Was ist das Lehnswesen resp. das Lehnsrecht?

A

▪ Lehnsrecht als Ordnung von Herrschaft unter Freien/Adeligen

personelles Element: Vasallität, Vasallentum: Persönliche Leistungs- und Treuepflicht (durch Eid bekräftigt)

dingliches Element: Beneficium, Lehen: Gabe des Lehnsherrn an den Vasallen

  • Ursprünglich: Landbesitz
  • Später: Herrschaftsrechte (insbesondere Ämter), seit 12. Jahrhundert auch Geld (Geldlehen)

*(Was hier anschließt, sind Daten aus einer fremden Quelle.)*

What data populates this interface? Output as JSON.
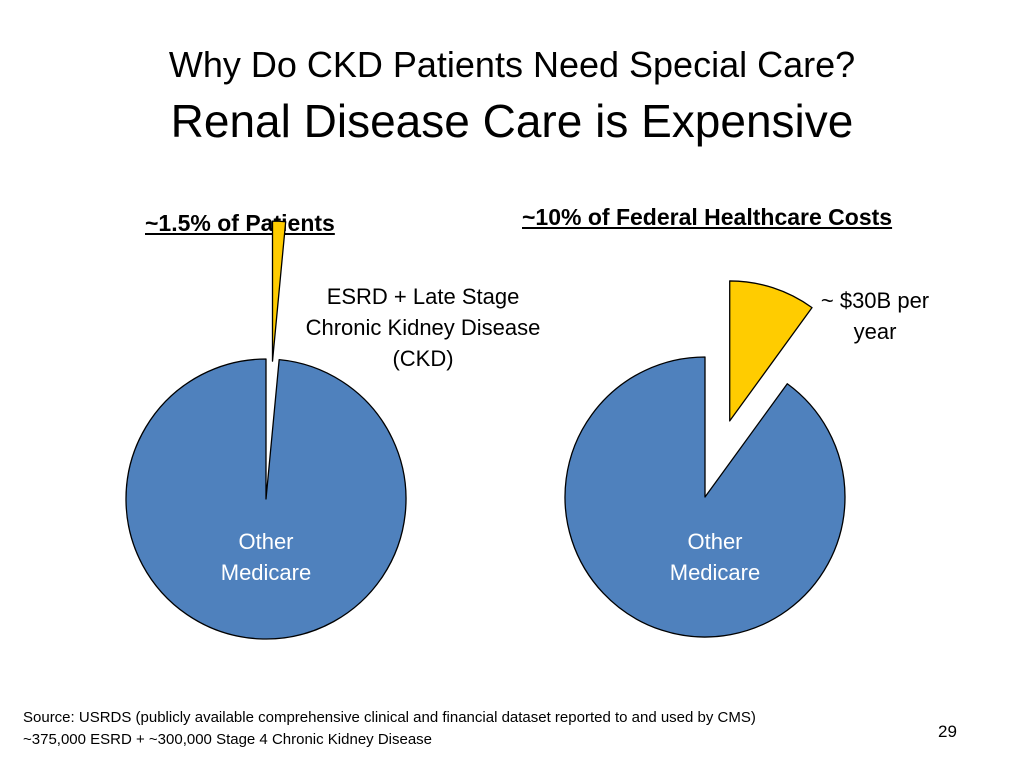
{
  "title": "Why Do CKD Patients Need Special Care?",
  "subtitle": "Renal Disease Care is Expensive",
  "chart_data": [
    {
      "type": "pie",
      "title": "~1.5% of Patients",
      "labels": [
        "ESRD + Late Stage Chronic Kidney Disease (CKD)",
        "Other Medicare"
      ],
      "values": [
        1.5,
        98.5
      ],
      "colors": [
        "#FFCC00",
        "#4F81BD"
      ],
      "exploded": [
        "ESRD + Late Stage Chronic Kidney Disease (CKD)"
      ]
    },
    {
      "type": "pie",
      "title": "~10% of  Federal Healthcare Costs",
      "labels": [
        "~ $30B per year",
        "Other Medicare"
      ],
      "values": [
        10,
        90
      ],
      "colors": [
        "#FFCC00",
        "#4F81BD"
      ],
      "exploded": [
        "~ $30B per year"
      ]
    }
  ],
  "labels": {
    "left_slice": "ESRD + Late Stage Chronic Kidney Disease (CKD)",
    "left_other": "Other Medicare",
    "right_slice": "~ $30B per year",
    "right_other": "Other Medicare"
  },
  "footer": {
    "line1": "Source: USRDS (publicly available comprehensive clinical and financial dataset reported to and used by CMS)",
    "line2": "~375,000 ESRD  +  ~300,000 Stage 4 Chronic Kidney Disease"
  },
  "page_number": "29"
}
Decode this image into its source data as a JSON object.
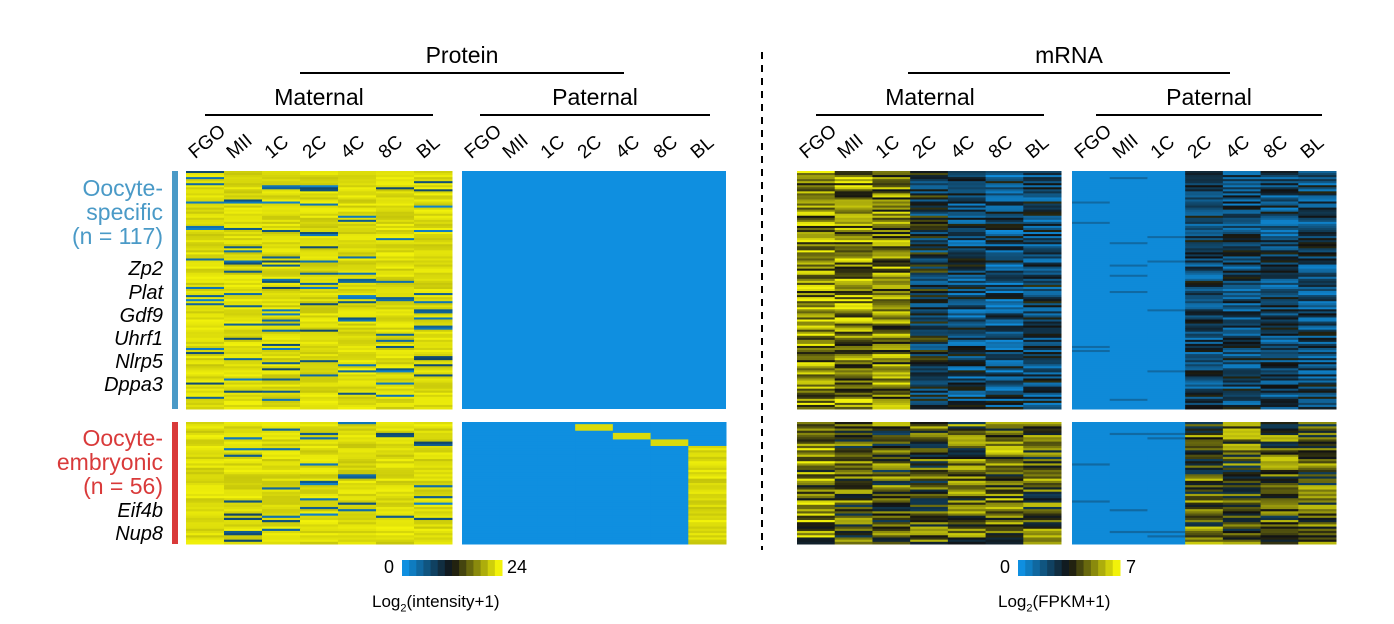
{
  "protein": {
    "title": "Protein",
    "maternal": {
      "label": "Maternal",
      "columns": [
        "FGO",
        "MII",
        "1C",
        "2C",
        "4C",
        "8C",
        "BL"
      ]
    },
    "paternal": {
      "label": "Paternal",
      "columns": [
        "FGO",
        "MII",
        "1C",
        "2C",
        "4C",
        "8C",
        "BL"
      ]
    },
    "scale": {
      "min": "0",
      "max": "24",
      "title_pre": "Log",
      "title_sub": "2",
      "title_post": "(intensity+1)"
    }
  },
  "mrna": {
    "title": "mRNA",
    "maternal": {
      "label": "Maternal",
      "columns": [
        "FGO",
        "MII",
        "1C",
        "2C",
        "4C",
        "8C",
        "BL"
      ]
    },
    "paternal": {
      "label": "Paternal",
      "columns": [
        "FGO",
        "MII",
        "1C",
        "2C",
        "4C",
        "8C",
        "BL"
      ]
    },
    "scale": {
      "min": "0",
      "max": "7",
      "title_pre": "Log",
      "title_sub": "2",
      "title_post": "(FPKM+1)"
    }
  },
  "groups": [
    {
      "lines": [
        "Oocyte-",
        "specific",
        "(n = 117)"
      ],
      "color": "#4a9ac7",
      "genes": [
        "Zp2",
        "Plat",
        "Gdf9",
        "Uhrf1",
        "Nlrp5",
        "Dppa3"
      ]
    },
    {
      "lines": [
        "Oocyte-",
        "embryonic",
        "(n = 56)"
      ],
      "color": "#d93a3a",
      "genes": [
        "Eif4b",
        "Nup8"
      ]
    }
  ],
  "colors": {
    "low": "#0f8fe0",
    "mid": "#111111",
    "high": "#f2f20a"
  },
  "chart_data": {
    "type": "heatmap",
    "panels": [
      {
        "name": "Protein Maternal",
        "columns": [
          "FGO",
          "MII",
          "1C",
          "2C",
          "4C",
          "8C",
          "BL"
        ],
        "scale": [
          0,
          24
        ],
        "pattern": "mostly high (yellow) with scattered low (blue) rows"
      },
      {
        "name": "Protein Paternal",
        "columns": [
          "FGO",
          "MII",
          "1C",
          "2C",
          "4C",
          "8C",
          "BL"
        ],
        "scale": [
          0,
          24
        ],
        "pattern": "oocyte-specific all low; oocyte-embryonic appears progressively from 2C, mostly at BL"
      },
      {
        "name": "mRNA Maternal",
        "columns": [
          "FGO",
          "MII",
          "1C",
          "2C",
          "4C",
          "8C",
          "BL"
        ],
        "scale": [
          0,
          7
        ],
        "pattern": "high in FGO/MII/1C, decreasing from 2C onward"
      },
      {
        "name": "mRNA Paternal",
        "columns": [
          "FGO",
          "MII",
          "1C",
          "2C",
          "4C",
          "8C",
          "BL"
        ],
        "scale": [
          0,
          7
        ],
        "pattern": "low in FGO/MII/1C, expressed from 2C onward"
      }
    ],
    "row_groups": [
      {
        "name": "Oocyte-specific",
        "n": 117
      },
      {
        "name": "Oocyte-embryonic",
        "n": 56
      }
    ]
  }
}
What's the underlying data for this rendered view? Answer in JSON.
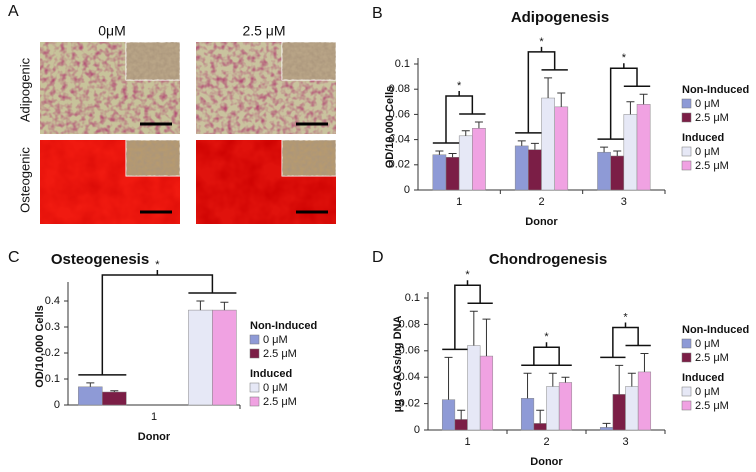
{
  "panel_a": {
    "panel": "A",
    "columns": [
      "0μM",
      "2.5 μM"
    ],
    "rows": [
      "Adipogenic",
      "Osteogenic"
    ]
  },
  "chart_data": [
    {
      "type": "bar",
      "panel": "B",
      "title": "Adipogenesis",
      "x_label": "Donor",
      "y_label": "OD/10,000 Cells",
      "categories": [
        "1",
        "2",
        "3"
      ],
      "ylim": [
        0,
        0.1
      ],
      "yticks": [
        0,
        0.02,
        0.04,
        0.06,
        0.08,
        0.1
      ],
      "significance": [
        "*",
        "*",
        "*"
      ],
      "series": [
        {
          "group": "Non-Induced",
          "name": "0 μM",
          "color": "#8e9ad6",
          "values": [
            0.028,
            0.035,
            0.03
          ],
          "errors": [
            0.003,
            0.004,
            0.004
          ]
        },
        {
          "group": "Non-Induced",
          "name": "2.5 μM",
          "color": "#7b1e46",
          "values": [
            0.026,
            0.032,
            0.027
          ],
          "errors": [
            0.003,
            0.005,
            0.004
          ]
        },
        {
          "group": "Induced",
          "name": "0 μM",
          "color": "#e6e8f6",
          "values": [
            0.043,
            0.073,
            0.06
          ],
          "errors": [
            0.004,
            0.016,
            0.01
          ]
        },
        {
          "group": "Induced",
          "name": "2.5 μM",
          "color": "#f0a2e2",
          "values": [
            0.049,
            0.066,
            0.068
          ],
          "errors": [
            0.005,
            0.011,
            0.008
          ]
        }
      ]
    },
    {
      "type": "bar",
      "panel": "C",
      "title": "Osteogenesis",
      "x_label": "Donor",
      "y_label": "OD/10,000 Cells",
      "categories": [
        "1"
      ],
      "ylim": [
        0,
        0.45
      ],
      "yticks": [
        0,
        0.1,
        0.2,
        0.3,
        0.4
      ],
      "significance": [
        "*"
      ],
      "series": [
        {
          "group": "Non-Induced",
          "name": "0 μM",
          "color": "#8e9ad6",
          "values": [
            0.07
          ],
          "errors": [
            0.015
          ]
        },
        {
          "group": "Non-Induced",
          "name": "2.5 μM",
          "color": "#7b1e46",
          "values": [
            0.05
          ],
          "errors": [
            0.005
          ]
        },
        {
          "group": "Induced",
          "name": "0 μM",
          "color": "#e6e8f6",
          "values": [
            0.365
          ],
          "errors": [
            0.035
          ]
        },
        {
          "group": "Induced",
          "name": "2.5 μM",
          "color": "#f0a2e2",
          "values": [
            0.365
          ],
          "errors": [
            0.03
          ]
        }
      ]
    },
    {
      "type": "bar",
      "panel": "D",
      "title": "Chondrogenesis",
      "x_label": "Donor",
      "y_label": "µg sGAGs/ng DNA",
      "categories": [
        "1",
        "2",
        "3"
      ],
      "ylim": [
        0,
        0.1
      ],
      "yticks": [
        0,
        0.02,
        0.04,
        0.06,
        0.08,
        0.1
      ],
      "significance": [
        "*",
        "*",
        "*"
      ],
      "series": [
        {
          "group": "Non-Induced",
          "name": "0 μM",
          "color": "#8e9ad6",
          "values": [
            0.023,
            0.024,
            0.002
          ],
          "errors": [
            0.032,
            0.019,
            0.003
          ]
        },
        {
          "group": "Non-Induced",
          "name": "2.5 μM",
          "color": "#7b1e46",
          "values": [
            0.008,
            0.005,
            0.027
          ],
          "errors": [
            0.007,
            0.01,
            0.022
          ]
        },
        {
          "group": "Induced",
          "name": "0 μM",
          "color": "#e6e8f6",
          "values": [
            0.064,
            0.033,
            0.033
          ],
          "errors": [
            0.026,
            0.01,
            0.01
          ]
        },
        {
          "group": "Induced",
          "name": "2.5 μM",
          "color": "#f0a2e2",
          "values": [
            0.056,
            0.036,
            0.044
          ],
          "errors": [
            0.028,
            0.004,
            0.014
          ]
        }
      ]
    }
  ]
}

Verbindung von Treueid und Beneficium:
- in Ansätzen in der karolingischen Periode (str.)
-weitergehend erst seit der hochmittelalterlichen Periode
- existent bis zum 19. Jahrhundert
- prägend für Herrschaftsbeziehungen in ganz Europa

Beginn:
− Treueid des Vasallen und des Herren
− seit 11. Jahrhundert zusätzlich auch vasallitische Huldleistung (Anerkennung der Überordnung des Lehnsherren)
− Vergabe des Lehens durch Lehnsherren (investitura)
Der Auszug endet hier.